Monday, October 8, 2007

Seeing Through Change

Seeing Through Change

During a consultation with an optometrist you will put your face against a machine called an auto-refractor. The doctor will flip various lenses in front of each eye asking constantly, "Does this make it clearer or worse?"

The application of the metaphor comes easily. We'll just use a Life Chart instead of an eye chart. Does your job make your ability to see what is really important, clearer or worse? Flip. Did your parents make your vision of the world clearer or worse? Flip. How about the lens of education? Flip. What contribution has your marriage made to your vision? Flip. How about the promotion you got last year? Flip. Your own heart attack? Flip. What did going through the re-engineering project do to you? Flip.

Change is simply a combination of such lenses. These change lenses are positive factors in our lives only if we can see through them to something beyond the lens itself. If the lenses are smudged and dirty we start to focus on them rather than on what they were meant to reveal to us. We start to look at the lens rather than through it and end up in a lot of stress.

Many lenses are available to you. Accounting lenses and medical lenses. Lenses for artists and homemakers. A being laid off lens and a being hired lens. Another if you're a man and another if you are a woman. There is one for poverty and one for wealth. Not one of these lenses is an end in itself. Each is simply a viewpoint through which to get a glimpse of the landscape beyond. Change always reveals something beyond itself.

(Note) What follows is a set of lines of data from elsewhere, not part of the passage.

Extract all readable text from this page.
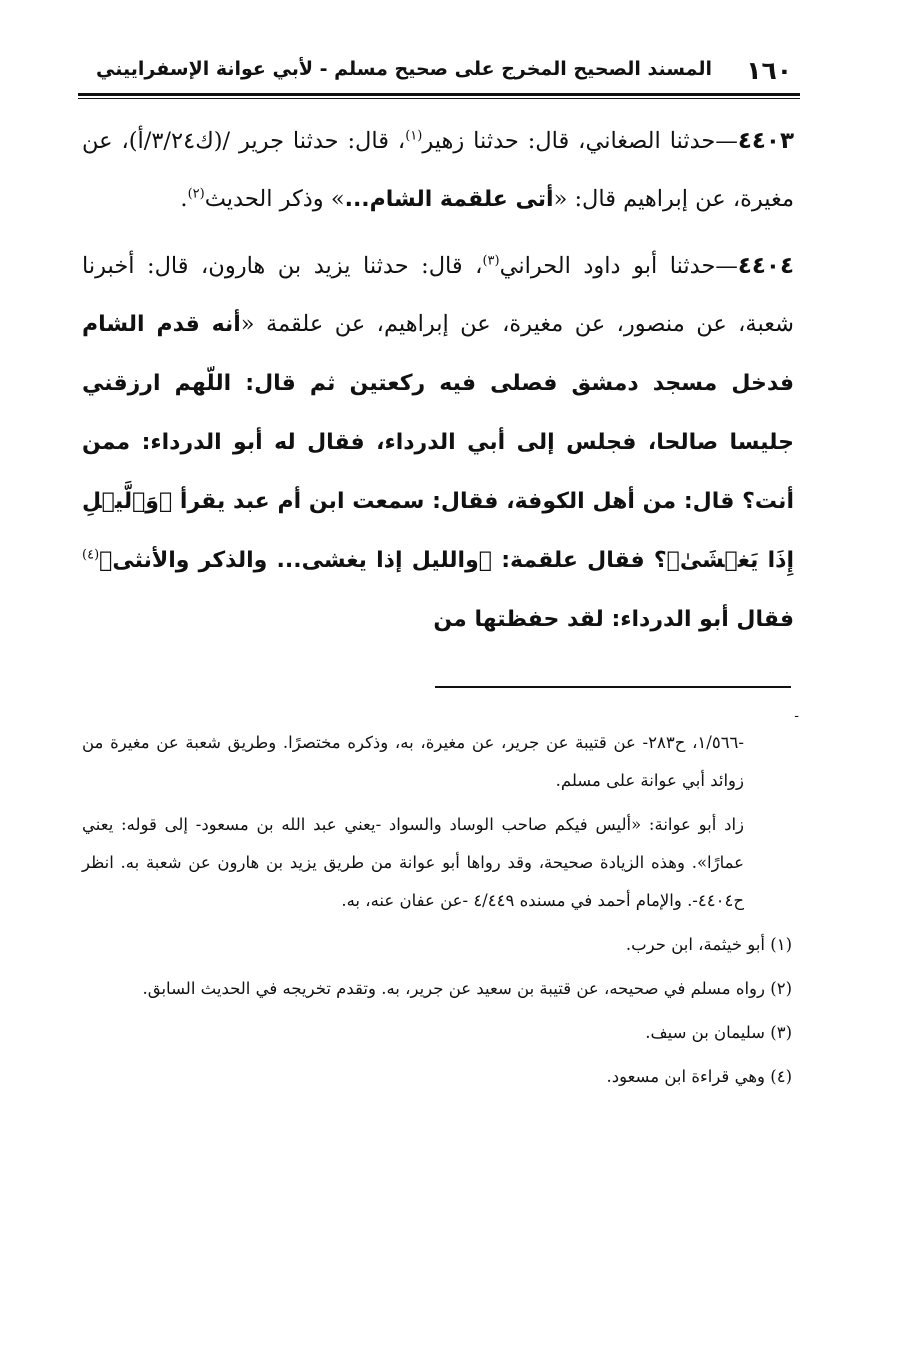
١٦٠
المسند الصحيح المخرج على صحيح مسلم - لأبي عوانة الإسفراييني

٤٤٠٣—حدثنا الصغاني، قال: حدثنا زهير$^{(١)}$، قال: حدثنا جرير /(ك٣/٢٤/أ)، عن مغيرة، عن إبراهيم قال: «أتى علقمة الشام...» وذكر الحديث$^{(٢)}$.

٤٤٠٤—حدثنا أبو داود الحراني$^{(٣)}$، قال: حدثنا يزيد بن هارون، قال: أخبرنا شعبة، عن منصور، عن مغيرة، عن إبراهيم، عن علقمة «أنه قدم الشام فدخل مسجد دمشق فصلى فيه ركعتين ثم قال: اللّهم ارزقني جليسا صالحا، فجلس إلى أبي الدرداء، فقال له أبو الدرداء: ممن أنت؟ قال: من أهل الكوفة، فقال: سمعت ابن أم عبد يقرأ ﴿وَٱلَّيۡلِ إِذَا يَغۡشَىٰ﴾؟ فقال علقمة: ﴿والليل إذا يغشى... والذكر والأنثى﴾$^{(٤)}$ فقال أبو الدرداء: لقد حفظتها من

-
-١/٥٦٦، ح٢٨٣- عن قتيبة عن جرير، عن مغيرة، به، وذكره مختصرًا. وطريق شعبة عن مغيرة من زوائد أبي عوانة على مسلم.
زاد أبو عوانة: «أليس فيكم صاحب الوساد والسواد -يعني عبد الله بن مسعود- إلى قوله: يعني عمارًا». وهذه الزيادة صحيحة، وقد رواها أبو عوانة من طريق يزيد بن هارون عن شعبة به. انظر ح٤٤٠٤-. والإمام أحمد في مسنده ٤/٤٤٩ -عن عفان عنه، به.
(١) أبو خيثمة، ابن حرب.
(٢) رواه مسلم في صحيحه، عن قتيبة بن سعيد عن جرير، به. وتقدم تخريجه في الحديث السابق.
(٣) سليمان بن سيف.
(٤) وهي قراءة ابن مسعود.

Some of the lenses of our lives make things clearer in the spiritual sense, while others fog and cloud both our out- sight and in-sight. We need to learn how to positively impact the ratio of the two.

It's a spiritual version of what the Endeavor astronauts had to do for the ailing Hubbell space telescope. In addition to installing gyroscopes to keep things in balance, they replaced the Wide Field Planetary Camera so the telescope could see and record things more clearly. That's what we
need -- a Wide Field Planetary Camera for our personal and corporate souls. Come to think of it, we may need a gyroscope too.

Change is the opportunity of a lifetime, learn to see through it.